U geeft een lezing over ‘rolstoelarchitectuur’? Wat is dat?
‘Die term heb ik zelf in het leven geroepen. Mijn ongeval heeft mijn beroepspraktijk, mijn hele houding, 180 graden gedraaid. Ik wil laten zien wat architectuur kan betekenen.’
Hoe dan?
‘In negen van de tien gevallen zijn mijn collega’s zich niet bewust wat het inhoudt om een beperking te hebben. Voor mij was toegankelijkheid ook altijd een verplichting, die je liever kwijt was dan rijk.
‘Ik was alleen maar bezig met het esthetische gedeelte. Maar als je ziet hoeveel regie en zelfstandigheid mensen terug kunnen krijgen als je rekening houdt met hun beperking, kun je er juist heel veel winst in behalen.’
Toegankelijke architectuur is dus vaak niet mooi?
‘Het ziet er al snel uit als een zorgomgeving. Dat zou niet zo moeten zijn – mensen met een beperking hebben net zo goed een gevoel voor esthetica. Het is een hele uitdaging, maar iets kan heel goed functioneel zijn en tegelijkertijd mooi.’
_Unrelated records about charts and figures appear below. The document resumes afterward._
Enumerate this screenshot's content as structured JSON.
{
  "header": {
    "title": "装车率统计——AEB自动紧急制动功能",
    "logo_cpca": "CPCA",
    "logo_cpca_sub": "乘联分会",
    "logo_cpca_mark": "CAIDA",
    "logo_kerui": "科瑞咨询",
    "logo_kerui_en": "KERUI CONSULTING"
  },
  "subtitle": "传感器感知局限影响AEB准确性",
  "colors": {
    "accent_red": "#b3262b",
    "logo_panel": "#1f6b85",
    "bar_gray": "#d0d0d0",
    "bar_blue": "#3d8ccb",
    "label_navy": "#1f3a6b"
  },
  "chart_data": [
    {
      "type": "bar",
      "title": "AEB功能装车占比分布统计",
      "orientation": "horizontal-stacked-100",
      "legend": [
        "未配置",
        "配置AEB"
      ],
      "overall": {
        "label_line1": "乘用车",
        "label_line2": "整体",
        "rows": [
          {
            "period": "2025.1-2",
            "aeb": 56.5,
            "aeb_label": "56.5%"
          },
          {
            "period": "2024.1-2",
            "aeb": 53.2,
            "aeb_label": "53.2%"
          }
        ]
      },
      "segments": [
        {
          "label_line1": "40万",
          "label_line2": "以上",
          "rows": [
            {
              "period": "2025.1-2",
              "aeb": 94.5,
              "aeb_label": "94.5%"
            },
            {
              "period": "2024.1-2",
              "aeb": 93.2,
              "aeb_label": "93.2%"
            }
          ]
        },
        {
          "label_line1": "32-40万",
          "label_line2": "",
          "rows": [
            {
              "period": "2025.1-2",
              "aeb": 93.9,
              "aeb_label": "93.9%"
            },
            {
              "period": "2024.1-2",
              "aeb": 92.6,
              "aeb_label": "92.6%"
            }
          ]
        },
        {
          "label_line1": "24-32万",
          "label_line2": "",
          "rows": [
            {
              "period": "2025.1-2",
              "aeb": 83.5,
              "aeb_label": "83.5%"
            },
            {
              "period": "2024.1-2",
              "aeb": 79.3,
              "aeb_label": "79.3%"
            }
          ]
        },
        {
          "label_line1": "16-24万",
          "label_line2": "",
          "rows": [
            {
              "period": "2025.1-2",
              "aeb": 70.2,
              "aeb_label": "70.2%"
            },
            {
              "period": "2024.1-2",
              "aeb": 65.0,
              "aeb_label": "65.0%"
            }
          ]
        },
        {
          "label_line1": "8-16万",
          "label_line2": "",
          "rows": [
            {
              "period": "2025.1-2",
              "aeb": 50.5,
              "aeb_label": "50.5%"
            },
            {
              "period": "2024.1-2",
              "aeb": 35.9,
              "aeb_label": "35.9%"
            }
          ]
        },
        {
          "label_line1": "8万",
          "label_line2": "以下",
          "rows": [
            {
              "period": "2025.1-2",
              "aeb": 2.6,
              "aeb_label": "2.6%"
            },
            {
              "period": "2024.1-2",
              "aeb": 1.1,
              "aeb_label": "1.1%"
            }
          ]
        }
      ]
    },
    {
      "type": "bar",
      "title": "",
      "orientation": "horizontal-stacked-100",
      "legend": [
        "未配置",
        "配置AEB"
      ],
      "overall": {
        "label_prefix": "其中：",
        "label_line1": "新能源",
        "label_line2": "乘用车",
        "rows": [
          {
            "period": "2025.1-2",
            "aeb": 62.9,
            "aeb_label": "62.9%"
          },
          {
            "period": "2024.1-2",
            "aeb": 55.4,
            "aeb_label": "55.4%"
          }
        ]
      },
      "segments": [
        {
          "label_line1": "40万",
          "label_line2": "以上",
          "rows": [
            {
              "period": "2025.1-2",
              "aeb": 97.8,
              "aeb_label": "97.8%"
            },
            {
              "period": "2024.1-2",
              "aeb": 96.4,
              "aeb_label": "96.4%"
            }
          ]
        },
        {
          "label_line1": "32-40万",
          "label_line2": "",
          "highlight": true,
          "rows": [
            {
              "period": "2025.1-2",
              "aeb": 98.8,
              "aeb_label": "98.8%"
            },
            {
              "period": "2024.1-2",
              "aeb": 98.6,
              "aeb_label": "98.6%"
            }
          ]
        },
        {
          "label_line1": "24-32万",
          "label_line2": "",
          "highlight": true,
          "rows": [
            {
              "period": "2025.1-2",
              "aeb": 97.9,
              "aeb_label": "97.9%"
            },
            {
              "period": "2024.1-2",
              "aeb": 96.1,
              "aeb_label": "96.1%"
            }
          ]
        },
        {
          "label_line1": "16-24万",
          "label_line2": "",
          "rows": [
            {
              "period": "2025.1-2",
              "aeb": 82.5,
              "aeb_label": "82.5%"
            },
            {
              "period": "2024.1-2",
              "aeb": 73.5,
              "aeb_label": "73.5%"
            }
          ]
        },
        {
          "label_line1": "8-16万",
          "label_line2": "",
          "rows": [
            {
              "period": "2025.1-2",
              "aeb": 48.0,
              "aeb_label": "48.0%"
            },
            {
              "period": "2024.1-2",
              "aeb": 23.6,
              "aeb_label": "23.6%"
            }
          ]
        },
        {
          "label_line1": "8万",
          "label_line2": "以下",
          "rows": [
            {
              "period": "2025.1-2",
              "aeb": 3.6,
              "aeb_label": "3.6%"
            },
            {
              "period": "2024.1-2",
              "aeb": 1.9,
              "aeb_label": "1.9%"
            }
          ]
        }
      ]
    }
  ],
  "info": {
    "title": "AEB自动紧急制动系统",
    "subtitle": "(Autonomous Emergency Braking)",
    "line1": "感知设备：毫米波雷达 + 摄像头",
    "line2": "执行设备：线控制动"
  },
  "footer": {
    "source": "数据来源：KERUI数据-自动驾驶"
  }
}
Wat zijn de grootste obstakels?
‘Alle openbare gebouwen moeten toegankelijk zijn, en als dat niet zo is, kun je de eigenaar aanmanen om het zo te maken. De meeste mensen denken dan meteen aan iemand in een rolstoel, maar het moet ook toegankelijk zijn voor mensen die slechtziend zijn of een auditieve beperking hebben. Meestal kun je wel naar binnen, maar toegankelijkheid gaat over meer dan dat. Wat ik veel tegenkom in nieuwbouw is dat er wel een toegang is, maar dat je via de zijdeur of een achterdeur moet.’
Heeft u daar een voorbeeld van?
‘Het EYE-filmmuseum in Amsterdam: dat heeft een prachtige ingang, met een soort flauwe trap als rode loper, maar met een rolstoel moet je via de zijkant met een goederenlift omhoog. Ik heb er echt een keer tussen kratten met eten gestaan. Ik wil geen zeurpiet zijn, maar alleen een deurtje en een liftje is niet genoeg.’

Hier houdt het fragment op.